MoH Launches Four Tuberculosis Policy Documents To Manage The Disease

by Amref Health Africa

NAIROBI, Kenya, Mar 16 – The Ministry of Health (MoH) on Tuesday launched four Tuberculosis (TB) policy documents which will provide health care workers with interim guidance in managing patients with presumed or Confirmed TB or Covid 19 and follow up.

The launch of the Public-Private Mix Action Plan, Interim COVID-19/TB Management Guide, Integrated TB Leprosy and Lung Disease Guideline, and the Revised Asthma Management Guideline highlight the need for more investment in the management processes.

These key policy documents will provide up-to-date information to Health care workers and managers involved in TB and/or COVID-19 control to provide guidance on TB and COVID-19 bidirectional screening, Diagnosis of TB and COVID-19, Management of patients with TB, COVID-19 and TB-COVID-19, Improve the recording and reporting of COVID-19 and TB patients identified.

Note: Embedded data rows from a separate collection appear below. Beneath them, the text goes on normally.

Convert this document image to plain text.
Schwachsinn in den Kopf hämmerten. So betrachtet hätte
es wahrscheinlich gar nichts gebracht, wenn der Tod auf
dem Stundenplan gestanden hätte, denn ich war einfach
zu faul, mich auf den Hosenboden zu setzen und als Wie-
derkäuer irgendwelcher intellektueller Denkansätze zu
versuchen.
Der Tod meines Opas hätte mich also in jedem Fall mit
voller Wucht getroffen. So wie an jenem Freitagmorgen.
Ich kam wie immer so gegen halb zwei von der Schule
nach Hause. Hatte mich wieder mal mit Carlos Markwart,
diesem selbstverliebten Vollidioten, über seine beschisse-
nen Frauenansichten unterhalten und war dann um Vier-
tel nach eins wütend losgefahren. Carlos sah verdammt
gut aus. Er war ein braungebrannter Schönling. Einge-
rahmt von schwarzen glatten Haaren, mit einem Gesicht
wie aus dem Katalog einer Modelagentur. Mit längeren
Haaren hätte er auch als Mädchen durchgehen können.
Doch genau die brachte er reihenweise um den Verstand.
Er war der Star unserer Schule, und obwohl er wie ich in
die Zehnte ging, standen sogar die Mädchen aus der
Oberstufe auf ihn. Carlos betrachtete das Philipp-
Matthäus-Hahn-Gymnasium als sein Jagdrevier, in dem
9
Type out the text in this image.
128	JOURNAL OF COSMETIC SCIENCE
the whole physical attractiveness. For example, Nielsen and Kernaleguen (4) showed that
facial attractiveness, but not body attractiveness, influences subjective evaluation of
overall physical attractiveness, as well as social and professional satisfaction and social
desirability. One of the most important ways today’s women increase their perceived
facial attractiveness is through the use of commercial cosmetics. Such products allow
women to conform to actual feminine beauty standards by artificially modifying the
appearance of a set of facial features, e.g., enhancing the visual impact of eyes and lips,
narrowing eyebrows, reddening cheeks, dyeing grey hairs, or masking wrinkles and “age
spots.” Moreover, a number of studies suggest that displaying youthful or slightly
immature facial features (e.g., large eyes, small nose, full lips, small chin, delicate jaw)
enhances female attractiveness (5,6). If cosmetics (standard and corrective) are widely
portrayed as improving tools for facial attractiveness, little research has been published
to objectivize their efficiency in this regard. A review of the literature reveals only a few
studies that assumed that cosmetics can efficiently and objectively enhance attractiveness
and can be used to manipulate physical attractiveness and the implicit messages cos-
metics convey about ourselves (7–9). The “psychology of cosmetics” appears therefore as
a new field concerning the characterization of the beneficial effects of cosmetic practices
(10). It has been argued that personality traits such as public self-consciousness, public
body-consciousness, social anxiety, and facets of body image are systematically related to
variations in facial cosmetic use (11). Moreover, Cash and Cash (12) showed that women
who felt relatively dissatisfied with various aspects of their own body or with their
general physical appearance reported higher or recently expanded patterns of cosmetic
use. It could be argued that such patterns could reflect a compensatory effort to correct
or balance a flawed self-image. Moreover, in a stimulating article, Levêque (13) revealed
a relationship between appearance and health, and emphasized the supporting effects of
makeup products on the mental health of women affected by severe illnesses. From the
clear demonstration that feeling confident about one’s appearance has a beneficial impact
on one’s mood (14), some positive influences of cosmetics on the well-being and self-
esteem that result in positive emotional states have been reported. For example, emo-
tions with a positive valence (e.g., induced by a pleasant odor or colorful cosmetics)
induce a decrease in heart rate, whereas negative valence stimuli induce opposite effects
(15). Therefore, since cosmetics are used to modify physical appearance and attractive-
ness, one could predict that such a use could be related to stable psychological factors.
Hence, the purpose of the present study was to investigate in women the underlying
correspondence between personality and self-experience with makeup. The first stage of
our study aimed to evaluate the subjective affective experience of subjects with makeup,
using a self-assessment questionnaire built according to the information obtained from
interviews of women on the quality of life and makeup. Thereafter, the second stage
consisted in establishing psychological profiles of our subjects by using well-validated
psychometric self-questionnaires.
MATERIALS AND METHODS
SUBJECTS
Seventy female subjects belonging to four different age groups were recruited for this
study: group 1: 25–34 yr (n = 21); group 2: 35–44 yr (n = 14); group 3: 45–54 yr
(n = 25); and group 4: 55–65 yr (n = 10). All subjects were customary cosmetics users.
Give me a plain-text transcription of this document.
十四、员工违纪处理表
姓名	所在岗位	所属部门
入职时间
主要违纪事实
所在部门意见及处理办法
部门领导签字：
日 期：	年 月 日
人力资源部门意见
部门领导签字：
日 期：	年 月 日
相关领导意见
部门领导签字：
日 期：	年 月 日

Acting Health Director General Patrick Amoth noted that TB and Covid-19 are major public health problems with the virus disproportionately affecting TB services and investments made in its control.

COVID-19 effects on TB include: Treatment interruption, continued community transmission, Development severe disease increasing risk of post TB complications, Development of drug-resistant TB among others.

“The COVID-19 pandemic threatened years of progress towards control of the TB epidemic. The disruption in the healthcare system caused by the pandemic resulted in a reduction in the number of TB patients diagnosed and a rise in those interrupting treatment,” Amoth said.

“Similarities between TB and COVID-19 present an opportunity to control these diseases in an effective manner without significant additional stress on our health system.”

Expounding on one of the documents, the PPM Action Plan 2021-2023, Ministry of Health Coordinator of TB Prevention and Care Action Plan, Nkirote Mwirigi said that it has three pillars among them effective leadership and stewardship, optimization of delivery, monitoring and evaluation of PPM interventions which will increase the number of private facilities offering TB services. 

“Despite the private sector being autonomous and dynamic, it is crucial for the public and private sector to work together to create a synergy in ending the TB pandemic,” Mwirigi noted. 

The Health DG highlighted the need to promote the Public-Private Mix (PPM) in TB control as the private sector has been shown to account for 48% of health facilities with a significant proportion of people seeking care from these facilities.

“The TB patient pathway analysis of 2016 showed that 42% of patients with TB symptoms access the private sector as the initial point of care. In addition, 27% of the people with TB symptoms seek care from individual private providers who have inadequate engagement with the public system.”

Globally, in 2020, 10 million people developed TB and 1.7 million deaths occurred.

In 2020, the country notified 72,943 TB cases of whom 8% (5,663) were children. The 2016 prevalence survey showed that the country nearly misses 40% of the estimated cases.

Respiratory Society of Kenya, Founder Member Professor Jeremiah Chakaya, lauded the achievements that have been made to date in the fight against TB, he however noted that more needs to be done and urged health professionals to disseminate the guidelines contained in the documents and ensure they are properly adhered to. 

In a quick rejoinder, USAID TB and HIV Specialist Maurice Maina said that USAID has partnered with the government and has already printed and disseminated 4500 copies of TB awareness literature material, trained healthcare workers and even supported the PPM Action plan.

AMREFs Meshack Ndirangu echoed the need for power partnerships, innovation and embracing emerging best practices on TB and lung disease control.

“Reaching all care providers and health care workers to effectively prevent, diagnose and treat TB, Asthma and COVID-19 will require a people-centred approach, with comprehensive and integrated health services that address the needs of the whole person.”